Vistara network needs a consensus mechanism that is crucial for:
- 1.Validating Transactions: Ensuring that only valid transactions are added to the blockchain or the decentralized ledger.
- 2.Synchronization: Making sure that all nodes have the same data and are in sync.
- 3.Network Security: Protecting against malicious attacks by making it computationally challenging for a single entity to control the network.
- 4.Verify the authenticity of nodes joining the network.
- 5.Allocate computational tasks to various nodes.
- 6.Validate the results returned by these computational tasks.
A PoS (Proof of Stake) mechanism is a natural choice for Vistara. Validators (a subset of node operators) would be required to "stake" or lock up a certain amount of Vistara tokens to become validators. These validators would be responsible for:
- Validating the legitimacy of Vimana Node deployment requests.
- Validating the computational results returned by node runners.
- Proposing and finalizing blocks in the blockchain layer.
Deployment approach #1:
- 1.Deployment Specification: A user, through a Vimana Node, specifies the requirements of the modular component they want to deploy, including computational resources, storage, and desired price range.
- 2.Open Auction: Inspired by Akash's "open auction" for deployments, Node Runners would bid for the deployment. They would indicate how much they'll charge for the computational resources.
- 3.Matchmaking: The Vimana Node, after a predetermined time, would select the best-suited Node Runner based on price, past performance, and resource availability.
- 4.Deployment: Once matched, the Node Runner deploys the modular component on their infrastructure.
- 5.Periodic Verification: Vimana Nodes, through the staked validators, can periodically check the integrity and performance of the deployed component to ensure it meets the initial specifications.
- 1.Latency: The auction process can introduce delays before the actual deployment starts.
- 2.Complexity: Continuous bid tracking, matchmaking, and ensuring fair pricing can be complex.
- 3.Manipulation: Potential for Node Runners to manipulate the system by artificially lowering their bids to win auctions, then underdelivering.
- 4.Overhead: Matchmaking adds computational overhead, especially as the network grows.
Fixed Pricing with Reputation System:
- Mechanism: Instead of an auction, have fixed price brackets based on computational resources. Node Runners can choose to offer their services in these brackets.
- Advantage: This significantly speeds up deployment time and reduces computational overhead.
- Reputation: Node Runners can be ranked based on performance, uptime, and feedback. High-reputation Node Runners get prioritized for deployments.
- Challenge: Determining fixed pricing can be challenging and may not always be aligned with market dynamics.
- Setup: Define several fixed pricing tiers based on the computational resources provided. For example:
- Tier 1: Basic compute (suitable for lightweight tasks)
- Tier 2: Advanced compute (suitable for running modular components)

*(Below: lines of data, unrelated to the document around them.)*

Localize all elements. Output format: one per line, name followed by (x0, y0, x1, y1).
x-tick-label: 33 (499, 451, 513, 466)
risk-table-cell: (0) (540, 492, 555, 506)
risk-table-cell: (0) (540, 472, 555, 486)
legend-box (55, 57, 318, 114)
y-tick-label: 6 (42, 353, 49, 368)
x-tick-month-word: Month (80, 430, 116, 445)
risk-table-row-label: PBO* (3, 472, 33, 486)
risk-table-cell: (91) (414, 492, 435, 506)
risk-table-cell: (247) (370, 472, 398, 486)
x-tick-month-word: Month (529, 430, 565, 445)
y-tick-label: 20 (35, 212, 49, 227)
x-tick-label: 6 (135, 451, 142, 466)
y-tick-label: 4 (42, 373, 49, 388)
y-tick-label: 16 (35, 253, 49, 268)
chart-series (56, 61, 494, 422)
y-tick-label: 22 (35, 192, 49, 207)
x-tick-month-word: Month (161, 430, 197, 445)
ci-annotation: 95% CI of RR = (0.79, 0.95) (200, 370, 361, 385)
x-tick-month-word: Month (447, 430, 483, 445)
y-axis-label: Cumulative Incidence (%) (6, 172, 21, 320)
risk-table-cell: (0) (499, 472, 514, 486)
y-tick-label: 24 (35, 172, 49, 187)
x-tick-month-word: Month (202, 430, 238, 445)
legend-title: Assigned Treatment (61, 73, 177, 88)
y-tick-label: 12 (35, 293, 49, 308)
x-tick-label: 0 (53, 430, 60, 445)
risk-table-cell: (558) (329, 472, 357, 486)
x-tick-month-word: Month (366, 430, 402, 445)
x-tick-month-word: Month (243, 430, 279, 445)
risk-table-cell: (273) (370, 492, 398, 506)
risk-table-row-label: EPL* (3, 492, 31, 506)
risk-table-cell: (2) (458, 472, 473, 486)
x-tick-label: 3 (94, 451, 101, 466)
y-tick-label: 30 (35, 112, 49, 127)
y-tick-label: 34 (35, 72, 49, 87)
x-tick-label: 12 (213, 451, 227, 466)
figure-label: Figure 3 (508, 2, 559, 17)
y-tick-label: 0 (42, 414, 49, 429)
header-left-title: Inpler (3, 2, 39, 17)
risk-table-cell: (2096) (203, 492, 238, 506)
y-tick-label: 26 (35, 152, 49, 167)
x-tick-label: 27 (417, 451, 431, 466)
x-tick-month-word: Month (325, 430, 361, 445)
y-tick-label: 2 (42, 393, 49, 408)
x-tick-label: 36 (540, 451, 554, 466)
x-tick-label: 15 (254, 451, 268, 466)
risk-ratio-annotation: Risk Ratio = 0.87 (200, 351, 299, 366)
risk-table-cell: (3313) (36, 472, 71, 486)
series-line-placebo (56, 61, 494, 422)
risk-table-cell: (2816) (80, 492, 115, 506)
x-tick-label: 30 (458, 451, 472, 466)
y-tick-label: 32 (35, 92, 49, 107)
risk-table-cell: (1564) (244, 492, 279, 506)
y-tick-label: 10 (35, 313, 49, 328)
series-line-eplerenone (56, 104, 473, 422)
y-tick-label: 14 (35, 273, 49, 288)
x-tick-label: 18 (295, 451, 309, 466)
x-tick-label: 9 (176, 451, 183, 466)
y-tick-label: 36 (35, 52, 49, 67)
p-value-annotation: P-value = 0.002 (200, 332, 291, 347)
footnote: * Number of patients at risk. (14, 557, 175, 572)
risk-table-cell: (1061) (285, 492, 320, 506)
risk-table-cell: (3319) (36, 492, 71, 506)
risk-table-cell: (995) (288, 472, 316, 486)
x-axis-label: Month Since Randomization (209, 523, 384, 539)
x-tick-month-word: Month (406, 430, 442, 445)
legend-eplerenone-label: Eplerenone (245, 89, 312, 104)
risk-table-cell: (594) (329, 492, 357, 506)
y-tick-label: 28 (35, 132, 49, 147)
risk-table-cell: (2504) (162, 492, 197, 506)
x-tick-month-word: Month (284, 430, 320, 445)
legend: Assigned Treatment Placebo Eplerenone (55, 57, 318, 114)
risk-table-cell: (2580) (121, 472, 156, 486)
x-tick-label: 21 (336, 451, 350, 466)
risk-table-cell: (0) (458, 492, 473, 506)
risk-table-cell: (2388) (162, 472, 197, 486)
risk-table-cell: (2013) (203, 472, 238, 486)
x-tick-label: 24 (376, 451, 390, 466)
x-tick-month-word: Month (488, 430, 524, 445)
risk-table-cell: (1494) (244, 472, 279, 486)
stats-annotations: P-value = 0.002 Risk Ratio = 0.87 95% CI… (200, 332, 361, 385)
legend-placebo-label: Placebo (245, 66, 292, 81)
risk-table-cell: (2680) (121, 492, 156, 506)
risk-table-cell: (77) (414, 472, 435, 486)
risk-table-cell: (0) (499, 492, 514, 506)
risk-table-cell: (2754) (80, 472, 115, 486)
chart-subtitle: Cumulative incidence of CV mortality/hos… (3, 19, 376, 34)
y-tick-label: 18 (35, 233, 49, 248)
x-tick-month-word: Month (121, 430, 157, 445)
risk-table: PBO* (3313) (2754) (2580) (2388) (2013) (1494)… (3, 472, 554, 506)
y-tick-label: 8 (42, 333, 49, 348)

- Tier 3: Premium compute (suitable for intensive simulations)
- Scoring: Assign scores to Node Runners based on:
- Performance: Did they execute tasks in the promised timeframe?
- Uptime: How often are they available?
- Feedback: What do users say about them? Were there any issues with the computation?
- Ranking: Use scores to rank Node Runners within each pricing tier. Higher scores mean better ranks.
- Zone Definition: Divide the network into geographical zones, e.g., North America, Europe, Asia, etc.
- Node Runner Registration: Node Runners, while joining, select their geographical zone.
- User Selection: Users, when they want to deploy a task, select the desired geographical zone for deployment. This ensures data residency and potentially lower latency.
- 1.User Selection: The user selects the desired pricing tier and geographical zone for their computational task.
- 2.Fetching Suitable Node Runners: The system fetches a list of Node Runners from the selected zone and tier.
- 3.Ranking Based on Reputation: The Node Runners from the list are ranked based on their reputation score.
- Automatic: The system automatically chooses the top-ranked Node Runner for deployment.
- Manual Override: Optionally, users can manually select a Node Runner from the ranked list if they have a preference.
- 5.Execution & Feedback:
- Once the task is executed, users can provide feedback, impacting the Node Runner's reputation score.
- Node Runners are incentivized to provide accurate services to maintain or improve their reputation.
- 6.Periodic Review: Periodically (e.g., every month), the pricing tiers and reputation scoring mechanism can be reviewed to ensure they remain relevant and reflect the market's needs.
- 1.Predictable Costs: Users know the costs upfront due to fixed pricing.
- 2.Quality Assurance: The reputation system ensures high-quality computation as Node Runners strive to maintain or enhance their reputation.
- 3.Geographical Flexibility: Users can optimize latency and adhere to data residency regulations.
- 1.Dynamic Market Rates: Fixed pricing might not always reflect the current market dynamics.
- 2.Zonal Imbalance: Some zones might become more popular, leading to resource contention, while others might face underutilization.
To address these challenges, a periodic review of the system, dynamic scaling of resources based on demand, and incentives for Node Runners in less popular zones can be considered.